When you are inside the confines of the building and something weird comes in, you can turn to your colleague or send it to the IT, but when you’re working from home, you are more comfortable and relaxed. We’ve been seeing a lot more phishing attacks going on.

The recent Twitter hack was all done because of social engineering: targeting people that were at home. The cybercriminals were able to gain access in there, they knew that companies like Google and Twitter are letting their employees work from home – these were easy targets.

A lot of organizations have also ramped up their security awareness trainings as well. You can’t just rely on annual training, you need to be able to continually reinforce security awareness, so that you can strengthen it to become a security culture. I think if organizations can have that habit, if it’s a daily meeting or weekly staff meetings, you talk about passwords, tailgating, phishing attacks, just to keep in the mindset of the employees so it further drives the culture.

What are the main challenges for a cybersecurity professional to face in 2020?

A lot of it comes down to being able to protect the perimeter, the data and the employees. From the perimeter standpoint, that is slowly going away: organizations are putting more and more stuff into the clouds. Then, you have to start relying on additional identity access management control, machine identification, making sure the right people have the right access to those systems.

The different challenges that cybersecurity professionals face are all the different tools that are out there, all the different systems, services and applications within their organizations’ environment doing different things. A lot of the times, people in these organizations need to take a step back and look at a data-driven defense versus what is the latest tool out there.

They need to look as a whole to what the organization needs to protect first and build up from there. Because, in the event you do get breached, it’ll be a lot harder for those cybercriminals to gain access. For years, a saying I had was: ‘you are either a company that’s been hacked or you’re a company that has been hacked but doesn’t know yet’.

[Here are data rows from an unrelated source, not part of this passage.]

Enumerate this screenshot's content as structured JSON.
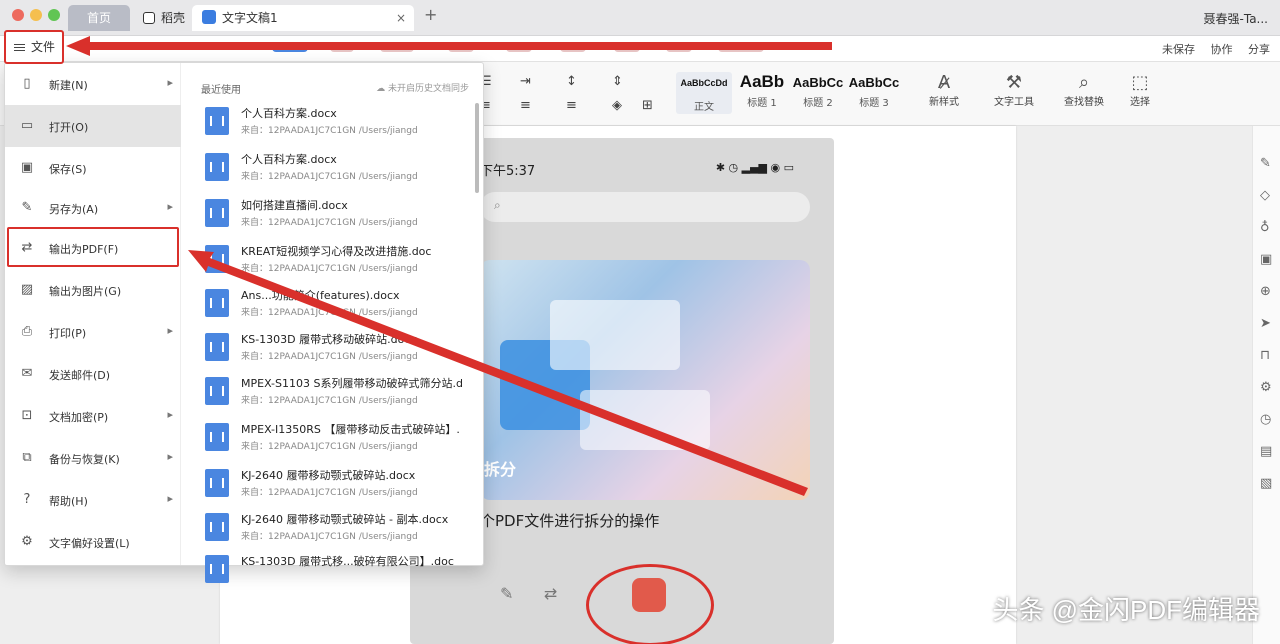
{
  "window": {
    "tabs": [
      {
        "label": "首页"
      },
      {
        "label": "稻壳"
      },
      {
        "label": "文字文稿1"
      }
    ],
    "user": "聂春强-Ta..."
  },
  "toolbar": {
    "file_label": "文件",
    "right_buttons": [
      "未保存",
      "协作",
      "分享"
    ]
  },
  "ribbon": {
    "styles": [
      {
        "sample": "AaBbCcDd",
        "name": "正文"
      },
      {
        "sample": "AaBb",
        "name": "标题 1"
      },
      {
        "sample": "AaBbCc",
        "name": "标题 2"
      },
      {
        "sample": "AaBbCc",
        "name": "标题 3"
      }
    ],
    "tools": [
      "新样式",
      "文字工具",
      "查找替换",
      "选择"
    ]
  },
  "file_menu": {
    "items": [
      {
        "label": "新建(N)",
        "arrow": true
      },
      {
        "label": "打开(O)",
        "arrow": false
      },
      {
        "label": "保存(S)",
        "arrow": false
      },
      {
        "label": "另存为(A)",
        "arrow": true
      },
      {
        "label": "输出为PDF(F)",
        "arrow": false
      },
      {
        "label": "输出为图片(G)",
        "arrow": false
      },
      {
        "label": "打印(P)",
        "arrow": true
      },
      {
        "label": "发送邮件(D)",
        "arrow": false
      },
      {
        "label": "文档加密(P)",
        "arrow": true
      },
      {
        "label": "备份与恢复(K)",
        "arrow": true
      },
      {
        "label": "帮助(H)",
        "arrow": true
      },
      {
        "label": "文字偏好设置(L)",
        "arrow": false
      }
    ],
    "recent_title": "最近使用",
    "sync_text": "未开启历史文档同步",
    "recent_files": [
      {
        "name": "个人百科方案.docx",
        "path": "来自：12PAADA1JC7C1GN /Users/jiangd"
      },
      {
        "name": "个人百科方案.docx",
        "path": "来自：12PAADA1JC7C1GN /Users/jiangd"
      },
      {
        "name": "如何搭建直播间.docx",
        "path": "来自：12PAADA1JC7C1GN /Users/jiangd"
      },
      {
        "name": "KREAT短视频学习心得及改进措施.doc",
        "path": "来自：12PAADA1JC7C1GN /Users/jiangd"
      },
      {
        "name": "Ans...功能简介(features).docx",
        "path": "来自：12PAADA1JC7C1GN /Users/jiangd"
      },
      {
        "name": "KS-1303D 履带式移动破碎站.docx",
        "path": "来自：12PAADA1JC7C1GN /Users/jiangd"
      },
      {
        "name": "MPEX-S1103 S系列履带移动破碎式筛分站.d",
        "path": "来自：12PAADA1JC7C1GN /Users/jiangd"
      },
      {
        "name": "MPEX-I1350RS 【履带移动反击式破碎站】.",
        "path": "来自：12PAADA1JC7C1GN /Users/jiangd"
      },
      {
        "name": "KJ-2640 履带移动颚式破碎站.docx",
        "path": "来自：12PAADA1JC7C1GN /Users/jiangd"
      },
      {
        "name": "KJ-2640 履带移动颚式破碎站 - 副本.docx",
        "path": "来自：12PAADA1JC7C1GN /Users/jiangd"
      },
      {
        "name": "KS-1303D 履带式移...破碎有限公司】.doc",
        "path": ""
      }
    ]
  },
  "document": {
    "phone_time": "下午5:37",
    "banner_tag": "拆分",
    "caption": "个PDF文件进行拆分的操作"
  },
  "watermark": "头条 @金闪PDF编辑器",
  "colors": {
    "annotation_red": "#d9302b",
    "file_icon_blue": "#4a86e0"
  }
}
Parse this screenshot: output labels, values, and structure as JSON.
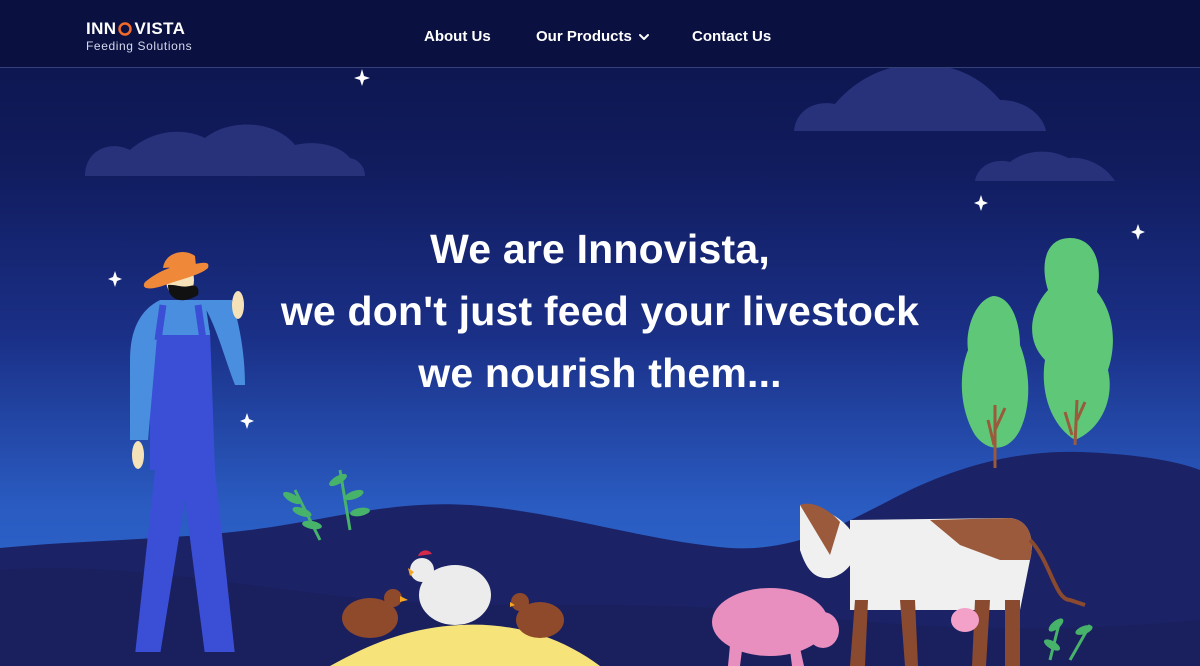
{
  "header": {
    "logo": {
      "brand_part1": "INN",
      "brand_part2": "VISTA",
      "tagline": "Feeding Solutions"
    },
    "nav": [
      {
        "label": "About Us"
      },
      {
        "label": "Our Products",
        "icon": "chevron-down-icon"
      },
      {
        "label": "Contact Us"
      }
    ]
  },
  "hero": {
    "lines": [
      "We are Innovista,",
      "we don't just feed your livestock",
      "we nourish them..."
    ]
  },
  "colors": {
    "nav_background": "#0a1141",
    "accent_orange": "#f06a2a",
    "text": "#ffffff"
  }
}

It’s important for organizations to have the mentality that a firewall is no longer keeping out the bad guys. You have to think the bad guys are in your organization; and what to do to make sure that, if they do get in, you can contain them so they can’t get to the crown jewels.

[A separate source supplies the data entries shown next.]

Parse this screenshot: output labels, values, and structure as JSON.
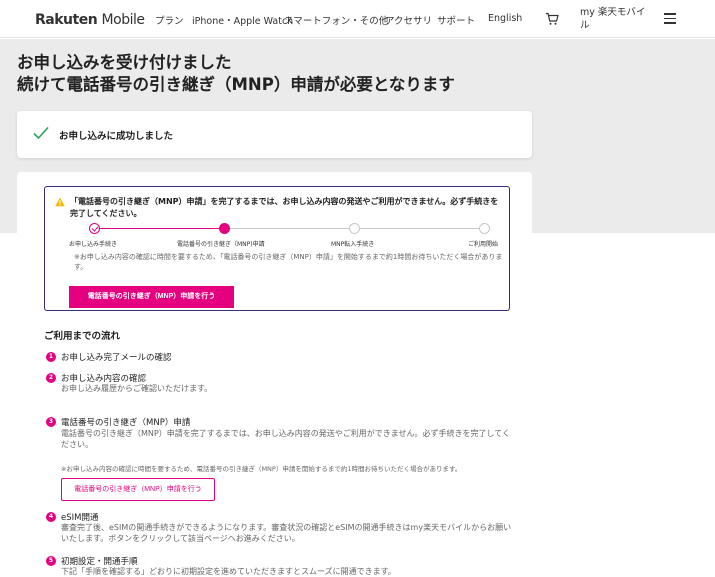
{
  "header": {
    "logo_brand": "Rakuten",
    "logo_product": "Mobile",
    "nav": [
      "プラン",
      "iPhone・Apple Watch",
      "スマートフォン・その他",
      "アクセサリ",
      "サポート",
      "English"
    ],
    "account_label": "my 楽天モバイル"
  },
  "page": {
    "title_line1": "お申し込みを受け付けました",
    "title_line2": "続けて電話番号の引き継ぎ（MNP）申請が必要となります"
  },
  "success": {
    "text": "お申し込みに成功しました"
  },
  "alert": {
    "text": "「電話番号の引き継ぎ（MNP）申請」を完了するまでは、お申し込み内容の発送やご利用ができません。必ず手続きを完了してください。",
    "steps": [
      {
        "label": "お申し込み手続き",
        "state": "done"
      },
      {
        "label": "電話番号の引き継ぎ（MNP)申請",
        "state": "current"
      },
      {
        "label": "MNP転入手続き",
        "state": "todo"
      },
      {
        "label": "ご利用開始",
        "state": "todo"
      }
    ],
    "note": "※お申し込み内容の確認に時間を要するため、「電話番号の引き継ぎ（MNP）申請」を開始するまで約1時間お待ちいただく場合があります。",
    "button_label": "電話番号の引き継ぎ（MNP）申請を行う"
  },
  "flow": {
    "title": "ご利用までの流れ",
    "items": [
      {
        "num": "1",
        "title": "お申し込み完了メールの確認"
      },
      {
        "num": "2",
        "title": "お申し込み内容の確認",
        "desc": "お申し込み履歴からご確認いただけます。"
      },
      {
        "num": "3",
        "title": "電話番号の引き継ぎ（MNP）申請",
        "desc": "電話番号の引き継ぎ（MNP）申請を完了するまでは、お申し込み内容の発送やご利用ができません。必ず手続きを完了してください。",
        "note": "※お申し込み内容の確認に時間を要するため、電話番号の引き継ぎ（MNP）申請を開始するまで約1時間お待ちいただく場合があります。",
        "button_label": "電話番号の引き継ぎ（MNP）申請を行う"
      },
      {
        "num": "4",
        "title": "eSIM開通",
        "desc": "審査完了後、eSIMの開通手続きができるようになります。審査状況の確認とeSIMの開通手続きはmy楽天モバイルからお願いいたします。ボタンをクリックして該当ページへお進みください。"
      },
      {
        "num": "5",
        "title": "初期設定・開通手順",
        "desc": "下記「手順を確認する」どおりに初期設定を進めていただきますとスムーズに開通できます。"
      }
    ]
  },
  "colors": {
    "accent": "#e4007f",
    "alert_border": "#3b2a7a",
    "success_check": "#2e9e57",
    "warn": "#f5b800"
  },
  "icons": {
    "cart": "cart-icon",
    "menu": "hamburger-menu-icon",
    "check": "check-icon",
    "warning": "warning-icon"
  }
}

You focus on the employee factor and how they can be unprotected. What tips do you have for employees in an organization to protect their data, even if the organization doesn’t have a system in place?

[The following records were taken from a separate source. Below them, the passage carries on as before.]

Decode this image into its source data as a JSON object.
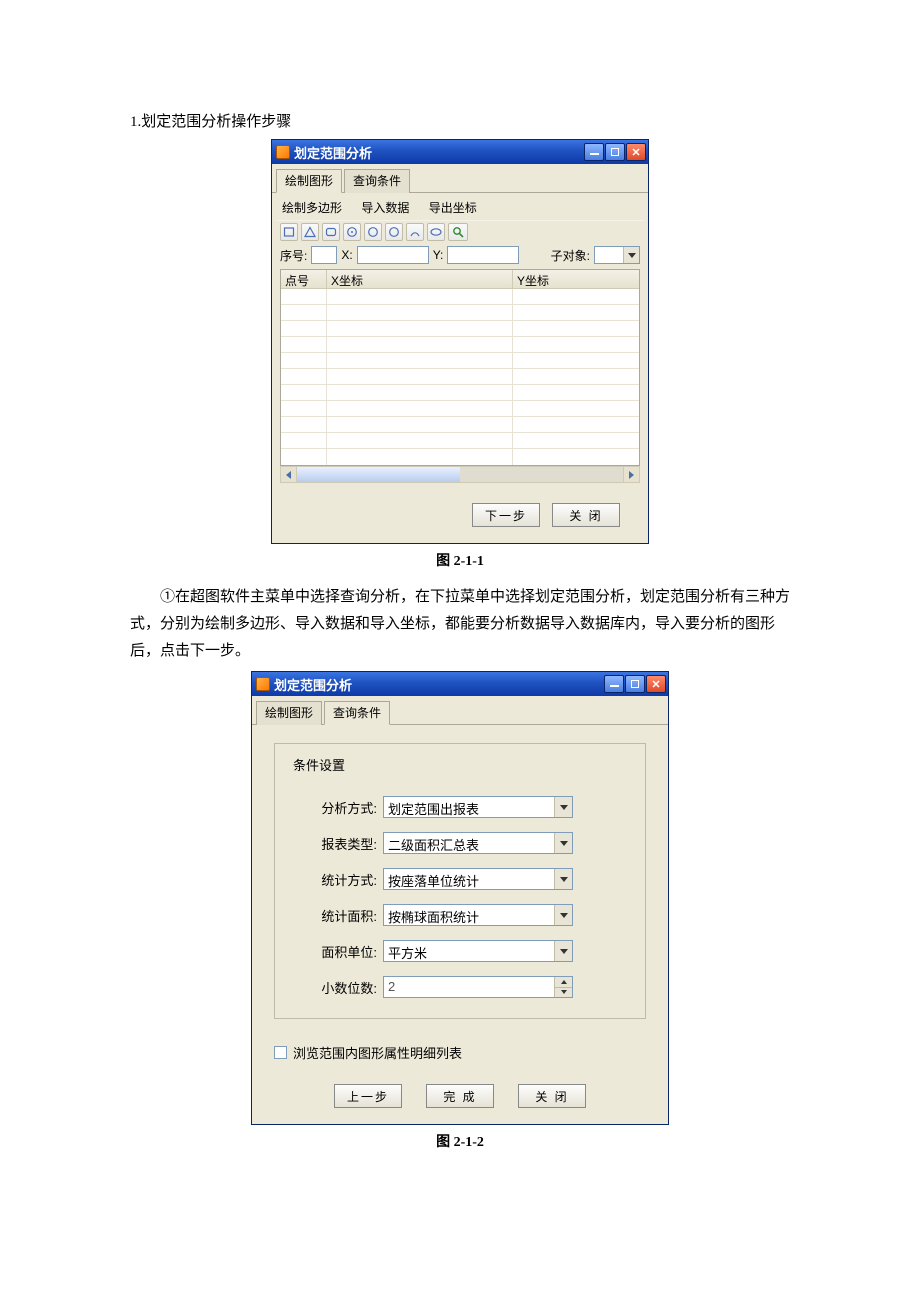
{
  "doc": {
    "section_title": "1.划定范围分析操作步骤",
    "caption1": "图 2-1-1",
    "caption2": "图 2-1-2",
    "paragraph": "①在超图软件主菜单中选择查询分析，在下拉菜单中选择划定范围分析，划定范围分析有三种方式，分别为绘制多边形、导入数据和导入坐标，都能要分析数据导入数据库内，导入要分析的图形后，点击下一步。"
  },
  "win1": {
    "title": "划定范围分析",
    "tabs": {
      "draw": "绘制图形",
      "query": "查询条件"
    },
    "menu": {
      "polygon": "绘制多边形",
      "importData": "导入数据",
      "exportCoord": "导出坐标"
    },
    "labels": {
      "seq": "序号:",
      "x": "X:",
      "y": "Y:",
      "subobj": "子对象:"
    },
    "grid_headers": {
      "pt": "点号",
      "xCoord": "X坐标",
      "yCoord": "Y坐标"
    },
    "buttons": {
      "next": "下一步",
      "close": "关 闭"
    }
  },
  "win2": {
    "title": "划定范围分析",
    "tabs": {
      "draw": "绘制图形",
      "query": "查询条件"
    },
    "fieldset_title": "条件设置",
    "labels": {
      "analysisMode": "分析方式:",
      "reportType": "报表类型:",
      "statMode": "统计方式:",
      "statArea": "统计面积:",
      "areaUnit": "面积单位:",
      "decimals": "小数位数:"
    },
    "values": {
      "analysisMode": "划定范围出报表",
      "reportType": "二级面积汇总表",
      "statMode": "按座落单位统计",
      "statArea": "按椭球面积统计",
      "areaUnit": "平方米",
      "decimals": "2"
    },
    "checkbox_label": "浏览范围内图形属性明细列表",
    "buttons": {
      "prev": "上一步",
      "finish": "完 成",
      "close": "关 闭"
    }
  }
}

Employees are your greatest asset. But if they’re not made aware of the dangers out there and how to protect themselves it’ll work essentially like a home: you may have bars in the windows, an alarm system and a ‘beware of the dog’ sign in the front window. But if they come up and ring the doorbell and your teenage son or daughter decides to open up the front door and allow them to come in, you are in a losing battle right there.

Educate the people around you. Look for open-source software to encrypt or isolate folders, or make backups of data and disconnect them. A lot of times, when ransomware hits, cybercriminals have been in the system long enough to delete your backup.

Also, with KnowBe4, you can have a free phishing assessment done for up to 100 people in your organization. The IT team of the organization can analyze it and start working down the path to communicate to upper management to take the necessary actions.

A lot of times, you can’t go into one of these conversations and be all technical. Rather, you need to speak their language: to talk about the reputation of the organization, loss of data, intellectual property, loss of revenue, damage to business to perk up the ears of upper management.

Those are some big keywords, right?

Yes. When you start talking about loss of reputation, loss of business, loss of revenue and have the data that shows other organizations that have been through the same situation, you’ll be able to put the programs in place to protect the organization or the employees.

If you can speak the language of the CEO, it will make your life a lot easier as a security professional.